The Tim Powers series continues with a little chapbook from William Ashbless, the shadowy figure who shows up in show many of Tim Powers’ and James Blaylock’s novels.
Raw Feed (2002): On Pirates, William Ashbless, 2001.
“Introduction“, Tim Powers — William Ashbless is the semi-legendary character originally created by Tim Powers and James Blaylock as a name for some parodies of modern poetry they submitted — and had accepted — to literary magazines. Since then the Romantic Poet Ashbless has shown up in several of Powers’ and Blaylock’s works (and others), most notably in Powers’ The Anubis Gates whose protagonist, Brendan Doyle, starts out as a would be biographer of Ashbless and, via time travel and bodyswitching, actually becomes Ashbless and writes the poet’s work from memory. Here Powers plays with the notion that Doyle aka Ashbless (and this is a supposition only a reader of The Anubis Gates would make) was somehow made immortal and really is the same Ashbless that is the ostensible friend of Powers and Blaylock in the twentieth century, an Ashbless who claims to not just share the name of the poet but be the Romantic Poet. Of course, Powers plays this straight and just mentions the latest disappearance and rumor of death of his friend Ashbless, scribbler and salt-and-pepper shaker collector. He doesn’t bring up the implicit suggestion that Ashbless here might be Ashbless of The Anubis Gates. Powers does describe Ashbless’ work as “crude . . . implausibly motivated, badly-rhymed, defective in craft”.
“William Ashbless: A Clarification“, James P. Blaylock — The joke continues as Blaylock, friend of the vanished Ashbless, sets the record straight on Ashbless, who he thinks was too kindly treated by Tim Powers in his preceding “Introduction”. Blaylocks blasts Ashbless’ obvious plagiarism. Ashbless, claiming he’s the famous William Ashbless, claims Coleridge and Matthew Arnold stole from him. Also mentioned is Ashbless’ poverty and failure to repay loans, and the bribery attempts to get Ashbless’ poetry collection a Pulitzer. Blaylock starts his piece with several mingled clichés to good effect.
“Slouching Toward Gayalou“, William Ashbless — A silly pirate story parody of no particular significance. Ashbless steals his opening epigraph from Samuel Taylor Coleridge’s “Rime of the Ancient Mariner” (he corrupts a couple of lines) and Herman Melville’s Moby Dick — “Call me Fishmeal.” The story is full of blatant clichés, puns, allusions (Captain England rides a squid at the end rather like Captain Ahab being lashed to Moby Dick), contradictions (the sea around a tropical island is described as “icy brine”), improbabilities (England’s many-masted, elaborately-rigged, uneven-decked ship and the giant squid that shows up at the end).
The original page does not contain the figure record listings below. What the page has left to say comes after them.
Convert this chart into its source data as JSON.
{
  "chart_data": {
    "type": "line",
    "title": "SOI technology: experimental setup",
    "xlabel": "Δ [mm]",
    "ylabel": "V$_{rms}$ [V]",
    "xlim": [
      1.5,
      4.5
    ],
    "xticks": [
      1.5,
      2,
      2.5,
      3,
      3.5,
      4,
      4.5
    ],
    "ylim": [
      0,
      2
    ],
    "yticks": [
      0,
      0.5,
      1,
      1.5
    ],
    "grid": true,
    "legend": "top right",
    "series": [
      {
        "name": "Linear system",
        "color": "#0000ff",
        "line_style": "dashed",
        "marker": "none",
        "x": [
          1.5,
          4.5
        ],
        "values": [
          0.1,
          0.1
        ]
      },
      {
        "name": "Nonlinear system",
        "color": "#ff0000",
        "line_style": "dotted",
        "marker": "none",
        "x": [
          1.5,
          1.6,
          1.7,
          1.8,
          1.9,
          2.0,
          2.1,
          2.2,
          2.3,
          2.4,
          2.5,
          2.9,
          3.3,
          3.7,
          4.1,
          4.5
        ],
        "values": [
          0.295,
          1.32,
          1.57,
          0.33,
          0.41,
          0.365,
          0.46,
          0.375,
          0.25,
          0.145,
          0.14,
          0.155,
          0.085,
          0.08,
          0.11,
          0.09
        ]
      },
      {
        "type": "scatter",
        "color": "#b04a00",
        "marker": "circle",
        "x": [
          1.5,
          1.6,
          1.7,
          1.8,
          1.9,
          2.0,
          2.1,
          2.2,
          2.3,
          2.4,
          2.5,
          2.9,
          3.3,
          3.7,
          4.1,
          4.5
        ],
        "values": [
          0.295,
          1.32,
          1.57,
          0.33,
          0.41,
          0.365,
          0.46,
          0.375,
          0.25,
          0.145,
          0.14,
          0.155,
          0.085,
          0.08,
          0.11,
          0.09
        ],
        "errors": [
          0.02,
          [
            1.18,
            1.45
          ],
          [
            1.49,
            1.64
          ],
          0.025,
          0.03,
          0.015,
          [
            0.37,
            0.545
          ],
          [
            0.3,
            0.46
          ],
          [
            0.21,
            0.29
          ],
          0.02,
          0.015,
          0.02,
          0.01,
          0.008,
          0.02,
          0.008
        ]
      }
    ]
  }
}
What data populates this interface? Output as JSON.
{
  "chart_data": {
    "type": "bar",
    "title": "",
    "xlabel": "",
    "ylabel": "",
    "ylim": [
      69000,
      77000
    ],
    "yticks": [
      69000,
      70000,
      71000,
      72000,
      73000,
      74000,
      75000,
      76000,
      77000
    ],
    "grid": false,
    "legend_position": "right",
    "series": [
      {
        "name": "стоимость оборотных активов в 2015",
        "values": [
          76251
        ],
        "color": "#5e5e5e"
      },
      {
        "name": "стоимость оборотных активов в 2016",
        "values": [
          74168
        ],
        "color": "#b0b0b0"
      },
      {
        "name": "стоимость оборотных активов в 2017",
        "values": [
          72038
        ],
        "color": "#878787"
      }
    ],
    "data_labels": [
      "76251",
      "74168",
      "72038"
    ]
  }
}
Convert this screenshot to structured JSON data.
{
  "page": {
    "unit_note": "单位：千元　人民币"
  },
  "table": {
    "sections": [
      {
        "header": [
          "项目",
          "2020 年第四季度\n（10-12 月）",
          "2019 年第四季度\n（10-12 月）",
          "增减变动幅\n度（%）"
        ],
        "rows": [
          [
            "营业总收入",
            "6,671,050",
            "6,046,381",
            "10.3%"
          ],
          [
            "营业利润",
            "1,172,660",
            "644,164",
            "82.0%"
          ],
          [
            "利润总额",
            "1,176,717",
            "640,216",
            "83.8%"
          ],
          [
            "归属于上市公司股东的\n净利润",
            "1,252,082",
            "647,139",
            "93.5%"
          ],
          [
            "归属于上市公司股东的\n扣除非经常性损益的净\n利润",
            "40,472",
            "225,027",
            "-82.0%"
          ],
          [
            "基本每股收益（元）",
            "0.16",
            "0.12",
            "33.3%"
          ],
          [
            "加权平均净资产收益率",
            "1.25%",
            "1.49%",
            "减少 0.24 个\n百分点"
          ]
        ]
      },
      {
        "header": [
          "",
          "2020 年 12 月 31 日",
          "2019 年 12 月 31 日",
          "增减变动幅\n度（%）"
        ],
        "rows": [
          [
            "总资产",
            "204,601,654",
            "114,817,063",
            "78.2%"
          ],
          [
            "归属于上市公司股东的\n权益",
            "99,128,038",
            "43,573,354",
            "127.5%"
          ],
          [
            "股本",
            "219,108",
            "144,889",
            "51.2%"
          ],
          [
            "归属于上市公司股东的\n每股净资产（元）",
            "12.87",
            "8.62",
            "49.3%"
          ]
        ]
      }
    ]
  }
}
Ashbless no doubt had a lot of fun writing this homage to pirate tales.
“Those Two Liars“, William Ashbless — Ashbless confirms that, despite what Tim Powers and James Blaylock said earlier in their introductions to this collection, he’s still alive. He then goes on to accuse Powers and Blaylock of attempting to steal his work, bribe the Pulitzer committee, and generally threatens them with bodily harm. Powers, writer of secret histories, is intimated to have a secret history of his own by Ashbless. Continuing the allusions to Michael Barton’s The Incredible Search for Dr. Halsey (evidently a real ’60s UFO book) of Blaylock’s “William Ashbless: A Clarification”, it is hinted that Powers recent move to another Southern California location near San Bernardino may have been to hide something in the yard of the near home.
“Some Mysteries Unveiled at Last or What Really Happened“, William Hastings — I’m not sure if Hastings is a pseudonym for Tim Powers and James Blaylock or not (I suspect so). Hastings tries to set the record straight about the volatile William Ashbless and his acquaintances Tim Powers and James Blaylock. He notes that Ashbless, like a tornado, is best observed from afar and that Powers and Blaylock, students in the school of hard knocks, foolishly keep associating with him despite his violence and threats of violence against them. (The piece ends with Ashbless showing up at the door to find Blaylock — who has been hiding and working and living in a makeshift basement under the author’s crawlspace.) More dark hints are made about the trio’s connection to Dr. Halsey’s disappearance — something mentioned in most of the “non-fiction” pieces of this collection. A secret history of Pulitzer Prize corruption is also mentioned in passing. With this, the final piece in this collection, Powers and Blaylock, through the fictional Ashbless — and, I suspect, the fictional Hastings — put some touches on the latest installment in the paranoid, whimsical, and humorous of the mysterious William Ashbless. Powers and Blaylock do a nice job mocking themselves and making the jokes fit in with their lives.